Деревянный ключ | страница 30
Мама поначалу давала частные уроки музыки, но после рождения детей занималась только с нами…
То время сохранилось в моей голове набором раскрашенных старых фотографий. Папин вицмундир с блестящими пуговицами, который он надевал по праздникам, и мамино концертное платье с турнюром. Зеленые церковные купола с золотыми крестами, видные из угловой комнаты. Длинная тенистая улица, спускающаяся к вокзалу, — там была папина служба, на которую он в любую погоду ходил пешком — для моциона. Мы с Осипкой были уверены, что на службе папа водит паровозы, — это казалось нам высшей точкой железнодорожной карьеры. Узнав, чем он занимается на самом деле, мы за него ужасно обиделись. Тогда он рассказал, что, когда мне было всего полгода, Пилсудский>{16} со своей бандой подорвал и ограбил поезд, в котором папа ехал с инспекцией. Папа не испугался и даже высунулся в окно, потому что подумал взорвался паровой котел, но тут загремели выстрелы и засвистели пули, и стало понятно, что — налет. Рассказ немного примирил нас с отцовской профессией, а Осипка долгое время изводил бумагу, рисуя один и тот же сюжет: «Папа съ энспекціей стрѣляютъ въ Пилсуцкава». Потом — война. Папу мобилизовали — армия остро нуждалась в инженерах. В последний раз видела его в зеленой суконной гимнастерке со скучными капитанскими погонами без звездочек — такого молодого и незнакомого — мы никогда не видели его в одних усах с гладко выбритым подбородком. Он показывал нам свою саблю и складную походную кровать. Осипка утащил из прихожей саблю в ножнах и стал скакать с нею по кровати, козлы сложились и прищемили ему руку, и все бегали за ним по дому со льдом в полотенце.

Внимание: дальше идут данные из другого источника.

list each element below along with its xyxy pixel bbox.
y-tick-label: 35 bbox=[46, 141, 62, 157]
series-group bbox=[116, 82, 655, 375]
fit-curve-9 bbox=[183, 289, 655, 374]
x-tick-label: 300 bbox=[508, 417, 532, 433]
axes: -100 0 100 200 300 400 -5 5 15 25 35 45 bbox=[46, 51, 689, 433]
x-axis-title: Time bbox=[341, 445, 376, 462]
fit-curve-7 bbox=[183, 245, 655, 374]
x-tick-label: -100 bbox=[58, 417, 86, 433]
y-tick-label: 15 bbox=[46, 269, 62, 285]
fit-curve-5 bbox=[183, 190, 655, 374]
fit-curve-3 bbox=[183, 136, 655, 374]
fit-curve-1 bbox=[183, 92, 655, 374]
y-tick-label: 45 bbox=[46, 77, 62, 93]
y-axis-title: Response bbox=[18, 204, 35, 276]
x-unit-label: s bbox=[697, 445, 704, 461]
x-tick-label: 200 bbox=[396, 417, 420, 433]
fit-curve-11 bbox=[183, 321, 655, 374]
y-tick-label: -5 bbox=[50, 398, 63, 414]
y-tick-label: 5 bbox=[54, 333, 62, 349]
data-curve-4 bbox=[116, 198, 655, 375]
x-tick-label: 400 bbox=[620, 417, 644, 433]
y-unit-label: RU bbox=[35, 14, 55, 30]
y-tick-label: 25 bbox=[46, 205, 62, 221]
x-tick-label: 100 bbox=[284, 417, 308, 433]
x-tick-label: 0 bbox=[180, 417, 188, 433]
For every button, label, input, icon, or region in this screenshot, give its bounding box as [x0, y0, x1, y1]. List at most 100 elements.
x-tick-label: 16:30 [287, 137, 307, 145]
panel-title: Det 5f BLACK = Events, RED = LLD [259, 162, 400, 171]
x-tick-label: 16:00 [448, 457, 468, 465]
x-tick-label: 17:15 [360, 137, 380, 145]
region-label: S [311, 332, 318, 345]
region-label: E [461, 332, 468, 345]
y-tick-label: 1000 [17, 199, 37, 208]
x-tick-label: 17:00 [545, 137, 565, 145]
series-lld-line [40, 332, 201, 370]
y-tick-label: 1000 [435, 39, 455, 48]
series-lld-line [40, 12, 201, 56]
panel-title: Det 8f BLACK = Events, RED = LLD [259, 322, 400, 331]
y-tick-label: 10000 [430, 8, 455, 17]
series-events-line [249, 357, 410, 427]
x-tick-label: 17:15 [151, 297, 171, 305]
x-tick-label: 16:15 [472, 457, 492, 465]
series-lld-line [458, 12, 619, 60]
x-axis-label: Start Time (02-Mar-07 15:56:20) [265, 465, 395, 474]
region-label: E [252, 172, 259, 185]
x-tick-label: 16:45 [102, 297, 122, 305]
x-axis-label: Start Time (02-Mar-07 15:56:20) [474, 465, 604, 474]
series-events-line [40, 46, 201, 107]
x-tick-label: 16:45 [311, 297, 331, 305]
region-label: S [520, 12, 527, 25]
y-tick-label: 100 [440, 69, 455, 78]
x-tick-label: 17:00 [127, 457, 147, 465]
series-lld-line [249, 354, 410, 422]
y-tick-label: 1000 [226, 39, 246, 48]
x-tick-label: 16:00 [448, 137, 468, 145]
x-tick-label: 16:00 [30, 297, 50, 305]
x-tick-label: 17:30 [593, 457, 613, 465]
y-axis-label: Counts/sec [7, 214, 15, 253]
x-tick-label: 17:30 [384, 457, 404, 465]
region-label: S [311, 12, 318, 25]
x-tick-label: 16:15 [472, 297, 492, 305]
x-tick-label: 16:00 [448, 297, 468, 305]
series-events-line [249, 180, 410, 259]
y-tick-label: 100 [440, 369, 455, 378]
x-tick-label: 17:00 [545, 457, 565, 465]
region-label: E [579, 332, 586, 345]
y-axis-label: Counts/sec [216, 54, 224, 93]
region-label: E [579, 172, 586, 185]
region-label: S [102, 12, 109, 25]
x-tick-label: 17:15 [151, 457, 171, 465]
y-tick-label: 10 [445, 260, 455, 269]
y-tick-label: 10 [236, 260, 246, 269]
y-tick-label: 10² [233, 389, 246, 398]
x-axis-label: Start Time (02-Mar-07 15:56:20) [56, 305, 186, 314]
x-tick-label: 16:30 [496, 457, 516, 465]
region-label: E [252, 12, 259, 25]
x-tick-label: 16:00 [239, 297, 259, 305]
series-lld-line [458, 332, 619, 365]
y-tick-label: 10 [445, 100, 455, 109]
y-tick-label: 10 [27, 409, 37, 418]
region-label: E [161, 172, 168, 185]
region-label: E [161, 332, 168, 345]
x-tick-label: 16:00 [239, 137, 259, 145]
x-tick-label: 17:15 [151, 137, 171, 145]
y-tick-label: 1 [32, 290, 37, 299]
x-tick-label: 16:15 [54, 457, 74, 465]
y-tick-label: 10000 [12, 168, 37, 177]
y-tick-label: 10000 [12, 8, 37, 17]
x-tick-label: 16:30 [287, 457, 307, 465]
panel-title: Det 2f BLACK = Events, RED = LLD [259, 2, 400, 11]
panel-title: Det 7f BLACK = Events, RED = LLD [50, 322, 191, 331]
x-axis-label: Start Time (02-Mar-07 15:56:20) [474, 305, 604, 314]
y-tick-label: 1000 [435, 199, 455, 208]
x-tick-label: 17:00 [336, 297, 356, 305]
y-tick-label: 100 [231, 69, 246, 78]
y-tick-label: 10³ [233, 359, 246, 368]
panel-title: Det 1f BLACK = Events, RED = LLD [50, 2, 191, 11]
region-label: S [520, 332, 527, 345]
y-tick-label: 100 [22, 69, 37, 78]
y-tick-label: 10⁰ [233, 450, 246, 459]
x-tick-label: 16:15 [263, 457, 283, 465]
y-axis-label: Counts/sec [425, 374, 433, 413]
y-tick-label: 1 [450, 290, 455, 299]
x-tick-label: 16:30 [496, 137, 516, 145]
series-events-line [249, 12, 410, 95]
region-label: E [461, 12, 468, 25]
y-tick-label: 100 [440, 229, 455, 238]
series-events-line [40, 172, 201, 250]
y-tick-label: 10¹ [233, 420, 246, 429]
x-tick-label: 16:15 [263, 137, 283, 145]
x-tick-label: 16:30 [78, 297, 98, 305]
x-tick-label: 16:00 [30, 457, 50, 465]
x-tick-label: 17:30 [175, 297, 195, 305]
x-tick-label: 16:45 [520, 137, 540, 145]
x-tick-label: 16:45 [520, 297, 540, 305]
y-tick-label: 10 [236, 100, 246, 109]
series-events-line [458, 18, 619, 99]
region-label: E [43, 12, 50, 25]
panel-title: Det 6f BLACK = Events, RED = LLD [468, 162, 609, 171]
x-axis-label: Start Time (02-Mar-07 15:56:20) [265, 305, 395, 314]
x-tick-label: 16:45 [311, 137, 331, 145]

А летом пятнадцатого — эвакуация. Эвакуацию мы с Осипкой видели своими глазами во время прогулки с няней Вандой — огромный черный памятник человеку, который непонятно и смешно назывался графом муравьев,>{17} болтался в пяти саженях над землей, подцепленный канатами за шею и ноги к деревянным лесам. Городовой был зол и курил папиросу прямо на посту — это было неслыханно. А на следующий день на площади уже ничего не было, кроме постамента. А еще приказчики из лавки ритуальных товаров купца Чугунова грузили на подводу иконы. В небе все чаще барражировали аэропланы, но рассмотреть их в мамин театральный бинокль нам не удавалось, а однажды вдоль всей Большой Погулянки долго плыл похожий на раздутого леща дирижабль. Кухарка Михалина с забинтованным пальцем жаловалась, что на рынке все страшно кусается, и мы воображали себе взбесившиеся по случаю эвакуации овощи. Брат отца решил не покидать Вильно, у него было свое дело и жена на сносях. Бабушка — папина мама — осталась с ним. А мы бежали от немцев. Зачем моей матери понадобилось спасаться от соотечественников, не знаю до сих пор — скорее всего, ей попросту был тесен провинциальный губернский город и хотелось в столицу, подальше от дирижаблей, кусающихся овощей и прочих ужасов войны. Поезда в те дни приходилось брать штурмом. Нам повезло: какой-то офицер, которому очень понравилась мама — а она была потрясающе красива, — пригласил ее в свое купе. Он, наверное, не предполагал, что обольстительная красотка поедет с тремя маленькими детьми. Помню его начищенные до зеркального блеска сапоги, приятный запах одеколона и противный — спиртного, а лица не помню, разве что усики, похожие на стрелки часов. Случайно выглянув в коридор, увидела, как он за какую-то провинность хлестал перчатками по физиономии своего денщика, а может, просто срывал злость из-за неудавшегося флирта.